In 2011, the Company entered into a lease for its primary office space, which commenced on October 1, 2011 and expires on January 31, 2022 with no extension option. In 2012, the Company entered into a lease for secondary office space. The lease commenced on May 15, 2012 and would have expired on May 14, 2015 with no extension option. This lease was amended, however, on October 2, 2014, extending the expiration date from May 14, 2015 to May 14, 2018. The Company recorded $0.3 million and $0.8 million of rental expense for the three and nine months ended September 30, 2017, respectively, which is included in operating expenses in the consolidated statements of income.

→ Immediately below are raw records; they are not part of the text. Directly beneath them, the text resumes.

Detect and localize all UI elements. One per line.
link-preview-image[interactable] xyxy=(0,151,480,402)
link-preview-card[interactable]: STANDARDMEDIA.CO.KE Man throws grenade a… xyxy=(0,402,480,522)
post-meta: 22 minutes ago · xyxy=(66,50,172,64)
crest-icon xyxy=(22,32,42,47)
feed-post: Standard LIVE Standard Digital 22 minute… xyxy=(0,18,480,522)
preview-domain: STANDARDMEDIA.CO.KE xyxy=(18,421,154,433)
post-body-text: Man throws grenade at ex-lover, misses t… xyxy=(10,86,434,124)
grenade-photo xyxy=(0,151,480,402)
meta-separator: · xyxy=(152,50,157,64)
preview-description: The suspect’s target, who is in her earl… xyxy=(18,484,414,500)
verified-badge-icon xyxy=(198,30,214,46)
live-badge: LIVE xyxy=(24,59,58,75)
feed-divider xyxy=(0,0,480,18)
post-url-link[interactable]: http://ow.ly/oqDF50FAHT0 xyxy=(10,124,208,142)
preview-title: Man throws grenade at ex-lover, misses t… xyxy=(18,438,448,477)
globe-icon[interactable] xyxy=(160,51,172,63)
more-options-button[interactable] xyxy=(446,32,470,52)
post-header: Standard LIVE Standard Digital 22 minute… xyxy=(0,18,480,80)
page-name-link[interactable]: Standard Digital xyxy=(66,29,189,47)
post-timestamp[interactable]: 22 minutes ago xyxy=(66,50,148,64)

The Company recorded $0.3 million and $0.9 million, of rental expense for the three and nine months ended September 30, 2016, respectively, which is included in operating expenses in the consolidated statements of income.
 
The following is a schedule of future minimum rental payments required under the above operating leases ($ in thousands):
 
Period Ending December 31,
 
Amount
 
 
 

2017 (last 3 months)
 
$
314

2018
 
1,206

2019
 
1,180

2020
 
1,180

2021
 
1,180

Thereafter
 
99

Total
 
$
5,159



Unfunded Loan Commitments
 
As of September 30, 2017, the Company’s off-balance sheet arrangements consisted of $145.8 million of unfunded commitments on mortgage loan receivables held for investment to provide additional first mortgage loan financing, at rates to be determined at the time of funding, which consisted of $145.8 million to provide additional first mortgage loan financing. As of December 31, 2016, the Company’s off-balance sheet arrangements consisted of $147.7 million of unfunded commitments of mortgage loan receivables held for investment, at rates to be determined at the time of funding, which was composed of $146.3 million to provide additional first mortgage loan financing and $1.4 million to provide additional mezzanine loan financing. Such commitments are subject to our loan borrowers’ satisfaction of certain financial and nonfinancial covenants and may or may not be funded depending on a variety of circumstances including timing, credit metric hurdles, and other nonfinancial events occurring. These commitments are not reflected on the consolidated balance sheets. 

Hurricanes Harvey, Irma and Maria

During 2017, Hurricanes Harvey, Irma and Maria inflicted damage on certain of the properties owned by the Company or securing loans held by the Company with carrying amounts of $13.0 million, $295.6 million and $23.9 million, respectively, as of September 30, 2017. The damage to individual properties owned by the Company was not significant and all properties are open and operating. The Company has insurance coverage on the properties it owns and expects to fully recover amounts for necessary repairs in excess of its deductibles. The Company’s loan agreements require adequate insurance to be maintained by the respective borrowers. The Company understands that the damages to the affected collateral underlying the Company’s mortgage loans were not significant and that all properties are open and operating. Accordingly, the Company does not believe it is exposed to any additional loan losses as a result of each hurricane’s impact on its borrowers and the underlying property collateral.